Craig Aloysius Montoya (born September 14, 1970) is an American musician. He is best known as the bassist of alternative rock band Everclear during the band's popularity in the late 1990s and early 2000s. He continued to perform with other small acts and tribute bands following his departure from Everclear in the mid-2000s.

==Early life==
Montoya was born in Spokane, Washington, and wanted to play music from an early age. Though he was originally interested in the drums, a lack of bass guitarists in the area led him to switch instruments. Montoya bought his first bass guitar and amp when he was sixteen with money he earned mowing lawns. After graduating high school, Montoya joined a band named Soul Hammer and planned a move to Portland, Oregon, but was dropped from the band once their demo tape was finished. He then looked for a bass position in The Rocket, a Northwest newspaper, and found an ad from Art Alexakis, the former lead singer of Colorfinger. Alexakis united with him and drummer Scott Cuthbert, and together they founded Everclear. The trio recorded music and performed live and local shows. In 1993, they released World of Noise, which was recorded in a friend's basement studio.
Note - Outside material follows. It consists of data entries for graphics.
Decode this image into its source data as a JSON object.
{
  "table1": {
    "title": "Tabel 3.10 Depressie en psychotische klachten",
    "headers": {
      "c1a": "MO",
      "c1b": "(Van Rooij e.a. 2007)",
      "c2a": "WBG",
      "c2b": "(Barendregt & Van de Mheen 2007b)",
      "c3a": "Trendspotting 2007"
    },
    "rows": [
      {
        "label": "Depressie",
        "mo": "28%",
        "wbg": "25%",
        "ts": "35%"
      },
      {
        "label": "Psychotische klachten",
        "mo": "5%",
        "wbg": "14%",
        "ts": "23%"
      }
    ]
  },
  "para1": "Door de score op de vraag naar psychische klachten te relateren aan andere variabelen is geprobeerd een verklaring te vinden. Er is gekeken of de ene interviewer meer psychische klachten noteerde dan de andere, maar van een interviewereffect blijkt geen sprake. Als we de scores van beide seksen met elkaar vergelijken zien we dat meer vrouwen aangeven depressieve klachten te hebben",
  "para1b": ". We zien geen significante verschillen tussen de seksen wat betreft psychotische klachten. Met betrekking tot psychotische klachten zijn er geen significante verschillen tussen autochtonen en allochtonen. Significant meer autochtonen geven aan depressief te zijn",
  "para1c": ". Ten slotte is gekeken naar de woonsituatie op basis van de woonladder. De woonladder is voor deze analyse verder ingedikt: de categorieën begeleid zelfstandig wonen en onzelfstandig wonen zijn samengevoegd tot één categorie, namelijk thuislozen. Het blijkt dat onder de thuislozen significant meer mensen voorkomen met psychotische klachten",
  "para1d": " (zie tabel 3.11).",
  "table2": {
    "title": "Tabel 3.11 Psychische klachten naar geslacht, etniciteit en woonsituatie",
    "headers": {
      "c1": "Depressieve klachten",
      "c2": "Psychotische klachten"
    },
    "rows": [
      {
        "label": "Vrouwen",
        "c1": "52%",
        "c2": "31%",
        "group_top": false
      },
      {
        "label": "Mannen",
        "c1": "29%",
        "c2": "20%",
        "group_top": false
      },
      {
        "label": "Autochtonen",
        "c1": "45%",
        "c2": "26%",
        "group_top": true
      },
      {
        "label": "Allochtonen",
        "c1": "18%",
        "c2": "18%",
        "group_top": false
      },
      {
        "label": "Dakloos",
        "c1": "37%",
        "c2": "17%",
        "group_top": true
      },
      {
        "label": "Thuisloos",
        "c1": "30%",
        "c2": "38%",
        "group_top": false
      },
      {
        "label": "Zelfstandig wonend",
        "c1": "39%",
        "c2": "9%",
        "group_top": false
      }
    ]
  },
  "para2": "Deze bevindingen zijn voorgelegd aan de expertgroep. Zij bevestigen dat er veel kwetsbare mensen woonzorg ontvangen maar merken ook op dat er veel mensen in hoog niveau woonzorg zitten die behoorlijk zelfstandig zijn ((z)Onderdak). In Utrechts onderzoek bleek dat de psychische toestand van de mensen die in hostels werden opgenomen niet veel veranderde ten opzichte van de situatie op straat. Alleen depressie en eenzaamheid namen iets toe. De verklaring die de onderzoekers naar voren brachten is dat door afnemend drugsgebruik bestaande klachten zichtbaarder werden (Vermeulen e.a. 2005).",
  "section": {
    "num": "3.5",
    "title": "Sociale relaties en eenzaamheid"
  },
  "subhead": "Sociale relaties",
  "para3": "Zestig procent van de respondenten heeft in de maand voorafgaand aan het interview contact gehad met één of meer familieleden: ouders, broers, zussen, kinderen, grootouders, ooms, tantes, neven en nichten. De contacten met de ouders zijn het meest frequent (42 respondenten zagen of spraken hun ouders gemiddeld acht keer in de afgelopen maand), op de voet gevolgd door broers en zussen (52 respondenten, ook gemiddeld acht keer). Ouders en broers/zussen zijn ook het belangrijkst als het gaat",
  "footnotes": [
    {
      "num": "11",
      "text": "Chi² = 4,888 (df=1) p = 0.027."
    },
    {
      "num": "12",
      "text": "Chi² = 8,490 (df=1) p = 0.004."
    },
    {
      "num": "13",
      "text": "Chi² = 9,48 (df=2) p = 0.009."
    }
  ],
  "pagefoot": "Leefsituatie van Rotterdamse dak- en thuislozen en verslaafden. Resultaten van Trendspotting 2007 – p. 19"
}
In 1994, Everclear made several changes. Cuthbert was replaced by former Jollymon drummer Greg Eklund. The band also moved from Tim/Kerr Records to Capitol. In 1995, the new Everclear released their U.S. debut album, Sparkle and Fade with singles "Heroin Girl," "Heartspark Dollarsign," "You Make Me Feel Like a Whore," and "Santa Monica". The album found an audience on the alternative rock scene, as did their 1997 follow-up, So Much for the Afterglow.

During a 1998 Australian tour, Montoya got into a heated backstage argument with Alexakis after a fan threw a lit explosive on stage, and the tour was cut short. Montoya did not join the band for the ensuing tour of the United Kingdom, with David LoPrinzi filling in.

In August 2003, after three more albums, Montoya left Everclear. In 2004, Montoya formed a new band called Tri-Polar with Sweaty Nipples members Scotty Heard on guitar and Brian Lehfeldt on drums. The band began to record in late 2004, but weeks before its self-titled release on May 27, 2005, Heard left the band for personal reasons. Looking for a replacement, Montoya turned to Kevin Hahn of Red Sector, his bandmate from The Strain. Tri-Polar is still active and plays many cities along the West Coast, including the group members' hometown of Portland.

In 2006, Montoya helped form Castella with Hahn and frontman Ryan Andrew of Sidestar. They worked with producer Joe Chiccarelli to record How Did We Get Here during 2007. The record received praise from critics for its songwriting and production, and several songs from the record found their way onto TV series and movie soundtracks.

Craig is also currently playing bass for an Iron Maiden tribute band called Fear of the Dark which has current and past members from Black N' Blue, Vicious Rumors, The Loyal Order, Black Powder County, and Violent Majority.